Followsymlinks can be disabled too. It's required for rewriting and for one form of upload. Drupal works without problems without it. However, there's nothing inherently insecure in symlinks, and the default Drupal directory layout does not symlink to outside of the install tree.
Database load. I note that your assertion about load is without any reference to figures. I'm not certain which CMS you think is well written. However I'll note that there is a general problem with CMSs which are designed to be easily extensible: tightly integrated system usually use a single SQL statement to retrieve data - the designer knows all the constraints at design-time. A loosely coupled system is usually not able to do this: the designer has little idea of what will be present at run time. So it's in the nature of most loosely coupled system to run one query or more for each additional module. Drupal uses a loosely coupled callback orientated architecture. This means its very easy to extend. However the downside is that each module will usually include extra tables. Drupal is fairly smart about loading this extra data, but beyond that, to counteract the tendency for growth in queries, Drupal has a caching subsystem that is active in several layers. For anonymous users, Drupal only runs a few queries which determine where in the cache the data sits, and returns it.
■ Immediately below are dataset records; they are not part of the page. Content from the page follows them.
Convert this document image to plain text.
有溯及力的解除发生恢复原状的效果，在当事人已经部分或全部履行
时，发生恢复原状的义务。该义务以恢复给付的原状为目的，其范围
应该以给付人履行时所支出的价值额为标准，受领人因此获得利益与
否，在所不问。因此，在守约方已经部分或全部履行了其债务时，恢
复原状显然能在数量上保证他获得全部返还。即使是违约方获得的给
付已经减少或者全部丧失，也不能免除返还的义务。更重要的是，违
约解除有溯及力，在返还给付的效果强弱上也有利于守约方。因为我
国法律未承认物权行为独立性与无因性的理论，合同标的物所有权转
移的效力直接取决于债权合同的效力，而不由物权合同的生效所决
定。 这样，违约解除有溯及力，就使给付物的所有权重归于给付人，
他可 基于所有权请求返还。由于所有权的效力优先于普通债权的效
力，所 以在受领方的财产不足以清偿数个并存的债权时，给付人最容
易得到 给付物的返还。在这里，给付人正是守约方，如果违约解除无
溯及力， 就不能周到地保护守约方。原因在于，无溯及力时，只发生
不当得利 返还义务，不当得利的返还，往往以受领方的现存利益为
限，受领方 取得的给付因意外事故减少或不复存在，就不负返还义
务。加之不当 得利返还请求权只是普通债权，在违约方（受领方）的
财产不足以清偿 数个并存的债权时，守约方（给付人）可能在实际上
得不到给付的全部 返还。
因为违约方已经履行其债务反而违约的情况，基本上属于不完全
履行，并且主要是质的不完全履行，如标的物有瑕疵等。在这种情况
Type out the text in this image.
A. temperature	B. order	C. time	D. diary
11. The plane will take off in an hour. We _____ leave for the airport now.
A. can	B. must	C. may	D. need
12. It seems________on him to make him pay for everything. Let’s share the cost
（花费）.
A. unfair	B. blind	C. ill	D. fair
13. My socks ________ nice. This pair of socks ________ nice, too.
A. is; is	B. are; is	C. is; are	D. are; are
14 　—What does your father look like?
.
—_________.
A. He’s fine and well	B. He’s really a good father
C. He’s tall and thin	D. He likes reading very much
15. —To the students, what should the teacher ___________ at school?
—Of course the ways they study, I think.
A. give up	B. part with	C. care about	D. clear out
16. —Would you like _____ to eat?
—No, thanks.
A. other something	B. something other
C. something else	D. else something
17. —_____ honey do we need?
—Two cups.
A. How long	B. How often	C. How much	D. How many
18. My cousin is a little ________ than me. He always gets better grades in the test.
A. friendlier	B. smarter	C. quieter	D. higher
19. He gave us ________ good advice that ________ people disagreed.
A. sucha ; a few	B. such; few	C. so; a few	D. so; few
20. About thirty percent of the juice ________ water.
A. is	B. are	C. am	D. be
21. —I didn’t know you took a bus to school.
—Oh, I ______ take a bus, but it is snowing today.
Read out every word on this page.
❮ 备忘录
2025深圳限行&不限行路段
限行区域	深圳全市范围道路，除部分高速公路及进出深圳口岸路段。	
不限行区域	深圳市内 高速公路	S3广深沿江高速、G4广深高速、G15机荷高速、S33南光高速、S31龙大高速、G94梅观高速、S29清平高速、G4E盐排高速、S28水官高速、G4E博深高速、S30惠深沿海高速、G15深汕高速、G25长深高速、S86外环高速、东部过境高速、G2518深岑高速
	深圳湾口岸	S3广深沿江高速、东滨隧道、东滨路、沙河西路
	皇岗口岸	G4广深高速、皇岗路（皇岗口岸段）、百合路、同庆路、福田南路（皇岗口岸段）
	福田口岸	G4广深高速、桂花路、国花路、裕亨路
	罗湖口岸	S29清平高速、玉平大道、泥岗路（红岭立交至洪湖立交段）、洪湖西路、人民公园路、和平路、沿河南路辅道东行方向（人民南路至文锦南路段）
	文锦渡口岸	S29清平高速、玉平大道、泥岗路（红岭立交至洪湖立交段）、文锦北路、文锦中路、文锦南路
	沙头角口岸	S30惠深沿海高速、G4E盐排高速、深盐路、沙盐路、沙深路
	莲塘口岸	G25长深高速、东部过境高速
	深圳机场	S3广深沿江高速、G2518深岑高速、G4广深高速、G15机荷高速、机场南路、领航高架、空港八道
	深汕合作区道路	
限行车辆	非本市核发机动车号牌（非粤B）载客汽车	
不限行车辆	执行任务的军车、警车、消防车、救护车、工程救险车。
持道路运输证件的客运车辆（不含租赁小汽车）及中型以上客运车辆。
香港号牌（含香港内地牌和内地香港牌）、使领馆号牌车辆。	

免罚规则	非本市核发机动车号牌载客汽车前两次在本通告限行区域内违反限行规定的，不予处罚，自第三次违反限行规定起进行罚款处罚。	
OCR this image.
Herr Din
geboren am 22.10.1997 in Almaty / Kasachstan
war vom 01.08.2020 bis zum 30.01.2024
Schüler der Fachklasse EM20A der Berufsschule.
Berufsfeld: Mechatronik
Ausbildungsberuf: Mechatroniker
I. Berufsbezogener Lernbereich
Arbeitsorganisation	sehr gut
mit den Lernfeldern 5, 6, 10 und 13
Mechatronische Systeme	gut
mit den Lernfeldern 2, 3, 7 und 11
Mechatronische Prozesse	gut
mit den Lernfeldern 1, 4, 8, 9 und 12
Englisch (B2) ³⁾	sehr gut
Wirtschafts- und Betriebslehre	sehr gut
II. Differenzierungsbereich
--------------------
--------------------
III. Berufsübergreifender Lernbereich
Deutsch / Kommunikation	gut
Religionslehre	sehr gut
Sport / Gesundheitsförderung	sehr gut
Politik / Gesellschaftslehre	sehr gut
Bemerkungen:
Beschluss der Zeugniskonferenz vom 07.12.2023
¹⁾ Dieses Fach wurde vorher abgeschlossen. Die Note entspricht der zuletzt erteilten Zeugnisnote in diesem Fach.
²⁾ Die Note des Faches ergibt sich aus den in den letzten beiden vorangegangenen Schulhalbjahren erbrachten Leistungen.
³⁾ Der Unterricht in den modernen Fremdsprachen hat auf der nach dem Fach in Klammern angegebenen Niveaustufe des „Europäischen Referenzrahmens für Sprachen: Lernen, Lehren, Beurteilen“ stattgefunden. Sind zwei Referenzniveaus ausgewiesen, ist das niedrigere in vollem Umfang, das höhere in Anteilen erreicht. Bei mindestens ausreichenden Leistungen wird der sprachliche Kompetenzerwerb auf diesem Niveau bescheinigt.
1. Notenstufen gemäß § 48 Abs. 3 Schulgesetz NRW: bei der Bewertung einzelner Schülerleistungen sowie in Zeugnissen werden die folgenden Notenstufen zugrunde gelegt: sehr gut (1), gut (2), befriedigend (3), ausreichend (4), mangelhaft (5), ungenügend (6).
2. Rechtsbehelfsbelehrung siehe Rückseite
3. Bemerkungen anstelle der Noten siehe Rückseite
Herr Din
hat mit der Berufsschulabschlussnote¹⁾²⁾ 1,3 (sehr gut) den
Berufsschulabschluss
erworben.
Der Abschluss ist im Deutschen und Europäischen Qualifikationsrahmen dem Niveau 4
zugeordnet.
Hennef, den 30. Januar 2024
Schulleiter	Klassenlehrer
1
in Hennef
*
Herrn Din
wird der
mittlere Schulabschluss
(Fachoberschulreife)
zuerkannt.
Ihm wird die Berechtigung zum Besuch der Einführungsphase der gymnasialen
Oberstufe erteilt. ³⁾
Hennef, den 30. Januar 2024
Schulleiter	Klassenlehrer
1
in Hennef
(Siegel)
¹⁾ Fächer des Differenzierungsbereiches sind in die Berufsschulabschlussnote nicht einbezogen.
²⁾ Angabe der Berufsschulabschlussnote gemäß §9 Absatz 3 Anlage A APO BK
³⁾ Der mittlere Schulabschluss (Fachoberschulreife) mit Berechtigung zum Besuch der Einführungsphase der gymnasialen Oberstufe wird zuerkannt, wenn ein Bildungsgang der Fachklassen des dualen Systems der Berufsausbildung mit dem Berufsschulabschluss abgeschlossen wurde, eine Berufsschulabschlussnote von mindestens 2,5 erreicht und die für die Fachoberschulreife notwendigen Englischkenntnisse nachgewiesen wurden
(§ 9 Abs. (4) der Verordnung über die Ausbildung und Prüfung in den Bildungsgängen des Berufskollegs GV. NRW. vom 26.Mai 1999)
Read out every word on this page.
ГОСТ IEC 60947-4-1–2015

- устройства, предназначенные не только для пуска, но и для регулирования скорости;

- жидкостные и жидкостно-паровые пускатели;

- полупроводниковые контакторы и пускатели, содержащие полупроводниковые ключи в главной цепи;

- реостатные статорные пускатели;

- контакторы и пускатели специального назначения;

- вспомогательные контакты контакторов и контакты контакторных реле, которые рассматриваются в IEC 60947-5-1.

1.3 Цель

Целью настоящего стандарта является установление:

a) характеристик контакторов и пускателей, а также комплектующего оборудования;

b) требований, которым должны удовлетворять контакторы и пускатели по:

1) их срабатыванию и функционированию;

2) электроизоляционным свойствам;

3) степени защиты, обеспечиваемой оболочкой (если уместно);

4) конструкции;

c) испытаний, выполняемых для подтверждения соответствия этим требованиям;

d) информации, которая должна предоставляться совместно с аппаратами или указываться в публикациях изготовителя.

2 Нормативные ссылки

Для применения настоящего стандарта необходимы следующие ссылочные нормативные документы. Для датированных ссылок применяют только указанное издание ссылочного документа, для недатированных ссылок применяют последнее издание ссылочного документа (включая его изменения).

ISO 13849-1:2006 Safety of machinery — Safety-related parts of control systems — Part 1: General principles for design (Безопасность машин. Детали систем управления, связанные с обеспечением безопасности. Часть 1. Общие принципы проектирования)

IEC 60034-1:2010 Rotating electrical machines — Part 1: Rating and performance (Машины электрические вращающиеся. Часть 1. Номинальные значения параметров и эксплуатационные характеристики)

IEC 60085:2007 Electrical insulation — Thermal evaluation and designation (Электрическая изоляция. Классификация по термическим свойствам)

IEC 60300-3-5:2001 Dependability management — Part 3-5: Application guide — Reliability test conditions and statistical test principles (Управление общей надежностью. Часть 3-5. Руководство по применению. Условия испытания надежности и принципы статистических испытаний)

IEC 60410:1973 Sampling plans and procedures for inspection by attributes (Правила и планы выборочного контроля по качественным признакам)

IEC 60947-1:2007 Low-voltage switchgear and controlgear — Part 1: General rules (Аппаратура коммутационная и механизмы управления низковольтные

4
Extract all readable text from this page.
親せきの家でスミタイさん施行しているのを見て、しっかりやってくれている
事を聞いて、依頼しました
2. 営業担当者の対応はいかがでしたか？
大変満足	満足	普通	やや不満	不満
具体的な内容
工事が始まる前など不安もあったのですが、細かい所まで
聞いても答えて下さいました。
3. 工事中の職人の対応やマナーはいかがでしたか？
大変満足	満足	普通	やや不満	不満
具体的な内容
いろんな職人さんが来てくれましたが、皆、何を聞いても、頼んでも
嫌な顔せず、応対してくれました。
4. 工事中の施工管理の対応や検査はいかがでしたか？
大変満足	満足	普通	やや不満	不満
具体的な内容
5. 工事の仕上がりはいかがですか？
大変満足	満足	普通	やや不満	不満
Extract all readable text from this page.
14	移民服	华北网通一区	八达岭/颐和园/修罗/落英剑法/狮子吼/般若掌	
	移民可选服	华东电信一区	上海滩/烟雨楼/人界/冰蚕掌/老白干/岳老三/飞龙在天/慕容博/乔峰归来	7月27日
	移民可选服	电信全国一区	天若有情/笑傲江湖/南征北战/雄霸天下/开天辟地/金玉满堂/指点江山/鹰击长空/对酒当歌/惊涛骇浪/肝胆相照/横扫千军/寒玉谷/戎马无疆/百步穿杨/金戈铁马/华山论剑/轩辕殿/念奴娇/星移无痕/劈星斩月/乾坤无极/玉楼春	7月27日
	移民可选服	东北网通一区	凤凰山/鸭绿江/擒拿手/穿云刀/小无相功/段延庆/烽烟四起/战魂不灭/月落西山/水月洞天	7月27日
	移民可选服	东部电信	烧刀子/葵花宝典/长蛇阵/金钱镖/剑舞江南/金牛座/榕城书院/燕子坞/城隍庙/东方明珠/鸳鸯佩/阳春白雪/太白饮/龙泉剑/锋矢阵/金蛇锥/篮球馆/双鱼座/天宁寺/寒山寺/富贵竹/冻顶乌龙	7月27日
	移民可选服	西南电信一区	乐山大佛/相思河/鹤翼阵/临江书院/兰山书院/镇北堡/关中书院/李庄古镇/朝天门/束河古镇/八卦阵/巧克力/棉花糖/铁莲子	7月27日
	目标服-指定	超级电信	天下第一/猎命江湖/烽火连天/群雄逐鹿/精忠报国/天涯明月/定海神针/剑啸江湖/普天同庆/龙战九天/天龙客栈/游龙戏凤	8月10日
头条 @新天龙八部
Perhaps you'd like to elaborate with some firm figures and an example of a CMS that in your opinion does it right.
Regarding PHP security. Again - have you any firm facts to show that PHP is inherently less secure than any other language? The consensus in security circles is that openness is better for security. *You* are able to download the PHP source code and contribute patches. If you know of a security issue, I'd urge you to help fix it. Or is this opinion without facts to back it up?
Again, I'd be interested to know which CMS you do recommend to the person in the street. I would not at the moment recommend Drupal for most brochureware sites, though it is capable of brochureware, however for sites in excess of about 100 pages, for sites where there is a heavy community aspect, and for sites which hope to change and grow, Drupal is an excellent choice.